Upon the death of a loved one, both men and women during the Victorian era were expected to follow stringent rules on how society expected them to act, dress and conduct themselves during a rather extensive period of mourning. From lavish funerals and horse-drawn carriages to elaborate graveside monuments, it seems the Victorians were obsessed with mourning.
So what precipitated this culture of mourning?
Quite simply, the death of Prince Albert. Widowed at age forty-two, Queen Victoria fell deep into the throws of grief and mourning and proceeded to wear mourning garb for the next forty years of her life. She required that her court do the same. The aristocracy followed suit and new mourning rituals filtered down through all classes of British society.
Adherence to these new mores was seen as essential for showcasing the wealth and class of Victorian families. Ladies’ magazines such as Cassell’s contained articles with tips for proper mourning including stopping clocks at the moment of death, drawing curtains, and covering mirrors to prevent the spirit of the deceased becoming trapped in its reflective glass. It was not uncommon for the lady of the house to dress her servants in black as a demonstration of an entire household in mourning.
According to the Victorian etiquette manual Polite Society at Home and Abroad, upon the death of a husband, a widow was expected to go into a period of Full Mourning, also called First Mourning, for one year. During this time she was only allowed to wear black, symbolizing spiritual darkness, and could not appear in public without it. Neither was she allowed out in public without a black mourning veil, commonly known as a weeping veil, covering her face. Considered callous and even immoral, luxurious fabrics like furs, satin or velvet were strictly forbidden. Mourning dresses were usually trimmed with crape, a hard, scratchy silk fabric with a distinctively crisp, crimped appearance.
If the woman did not have black attire nor the means to acquire any, she would die a lighter dress. Women from the lower classes or with children to support, were allowed to look for a new husband after this period of Full Mourning. If, however, she had no dependents or serious need for money, she would then enter a period of Second Mourning, which lasted for nine more months. Second Mourning meant a relaxation of the rules, or “slighting the mourning.” The veil, while still worn, could now at least be raised when out in public, but mourning etiquette dictated that black was still the only color that was permissible for clothing. She could also exchange the uncomfortable crape from her gown for a few subtle lacy embellishments.
The final stage of traditional Victorian mourning was Third Mourning, or Half-mourning, and lasted anywhere from three to six months. The color of cloth lightened now to grey tones of blue, green and purple. If she was a woman of means, now was the time that society considered it acceptable for her to start looking for a new husband.
Mourning traditions for men were similar to women in that they were expected to wear dark suits with black hat and or arm bands. A widower who had lost his wife was expected to mourn for two years, however as with women with dependents, if a man had children to care for, society did allow for him to end mourning sooner and go back to conducting business or work. An unmarried man who had lost a close relation such as a mother, sister or cousin, might carry out the full three stages of mourning, same as widows did, lasting the full two to two-and-a-half years. Children were not expected to wear mourning clothes.

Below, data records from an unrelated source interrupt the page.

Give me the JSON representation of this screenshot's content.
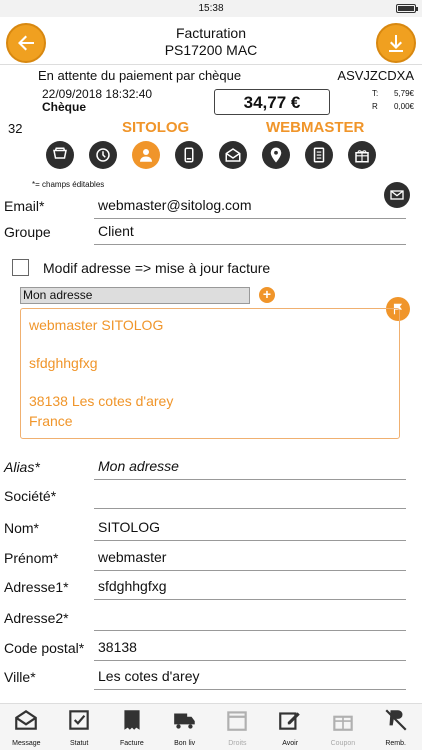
{
  "statusbar": {
    "time": "15:38"
  },
  "header": {
    "title_line1": "Facturation",
    "title_line2": "PS17200 MAC"
  },
  "info": {
    "status": "En attente du paiement par chèque",
    "ref": "ASVJZCDXA",
    "date": "22/09/2018 18:32:40",
    "payment_method": "Chèque",
    "amount": "34,77 €",
    "tax_t_label": "T:",
    "tax_t_value": "5,79€",
    "tax_r_label": "R",
    "tax_r_value": "0,00€"
  },
  "customer": {
    "number": "32",
    "company": "SITOLOG",
    "username": "WEBMASTER"
  },
  "tabs": [
    {
      "icon": "cart-icon"
    },
    {
      "icon": "history-icon"
    },
    {
      "icon": "user-icon"
    },
    {
      "icon": "phone-icon"
    },
    {
      "icon": "envelope-icon"
    },
    {
      "icon": "location-icon"
    },
    {
      "icon": "document-icon"
    },
    {
      "icon": "gift-icon"
    }
  ],
  "note": "*= champs éditables",
  "fields": {
    "email_label": "Email*",
    "email_value": "webmaster@sitolog.com",
    "group_label": "Groupe",
    "group_value": "Client"
  },
  "modif_address": {
    "label": "Modif adresse => mise à jour facture"
  },
  "address_select": {
    "value": "Mon adresse"
  },
  "address_box": {
    "line1": "webmaster SITOLOG",
    "line2": "sfdghhgfxg",
    "line3": "38138 Les cotes d'arey",
    "line4": "France"
  },
  "address_form": {
    "alias_label": "Alias*",
    "alias_value": "Mon adresse",
    "societe_label": "Société*",
    "societe_value": "",
    "nom_label": "Nom*",
    "nom_value": "SITOLOG",
    "prenom_label": "Prénom*",
    "prenom_value": "webmaster",
    "adresse1_label": "Adresse1*",
    "adresse1_value": "sfdghhgfxg",
    "adresse2_label": "Adresse2*",
    "adresse2_value": "",
    "cp_label": "Code postal*",
    "cp_value": "38138",
    "ville_label": "Ville*",
    "ville_value": "Les cotes d'arey"
  },
  "bottom_nav": [
    {
      "label": "Message",
      "icon": "message-icon"
    },
    {
      "label": "Statut",
      "icon": "checkbox-icon"
    },
    {
      "label": "Facture",
      "icon": "invoice-icon"
    },
    {
      "label": "Bon liv",
      "icon": "truck-icon"
    },
    {
      "label": "Droits",
      "icon": "calendar-icon"
    },
    {
      "label": "Avoir",
      "icon": "edit-icon"
    },
    {
      "label": "Coupon",
      "icon": "gift-icon"
    },
    {
      "label": "Remb.",
      "icon": "paypal-icon"
    }
  ],
  "colors": {
    "accent": "#f0952a",
    "dark": "#2e2e2e"
  }
}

Although jewelry was prohibited during deep mourning, Second Mourning allowed for commemorative jewelry or mourning jewelry to be worn. Victorians revived the art of eye miniatures, tiny portraits of an eye of departed loved one painted on brooches, bracelets, lockets and rings. Another popular form of mourning jewelry popularized by Queen Victoria combined jet, a hard, black coal-like material with woven hair of the deceased. It was already common practice for people to keep a lock of a loved one’s hair after their death and preserve it as a memento of their deceased relatives. Depending on the amount of hair taken from the corpse, the memento might be sent to hair weavers who would design intricate braided ropes used to make watch-chains or necklaces. Mourning lockets and rings had tiny compartments where a lock of hair or even a tooth could be stored as a remembrance.
The strict compliance to the rules of bereavement meant appropriate clothing needed to be readily available to mourners. Many shops catered to the trade. The largest and best known of them in London was Jay’s of Regent Street. Known as a kind of warehouse for mourners, Jay’s provided every conceivable item of clothing a proper Victorian family could need. Considering Victorians found it bad luck to keep mourning clothes, especially crape, in the house after mourning ended, businesses like Jay’s were a lucrative business.
With the passing of Queen Victoria in 1901, much of the world left deep mourning behind but for the Victorians, strict adherence to the rituals of mourning brought constant awareness of the fragility of life. A reminder that death was an ever-present possibility and that he or she should lead a good life because death could strike without warning.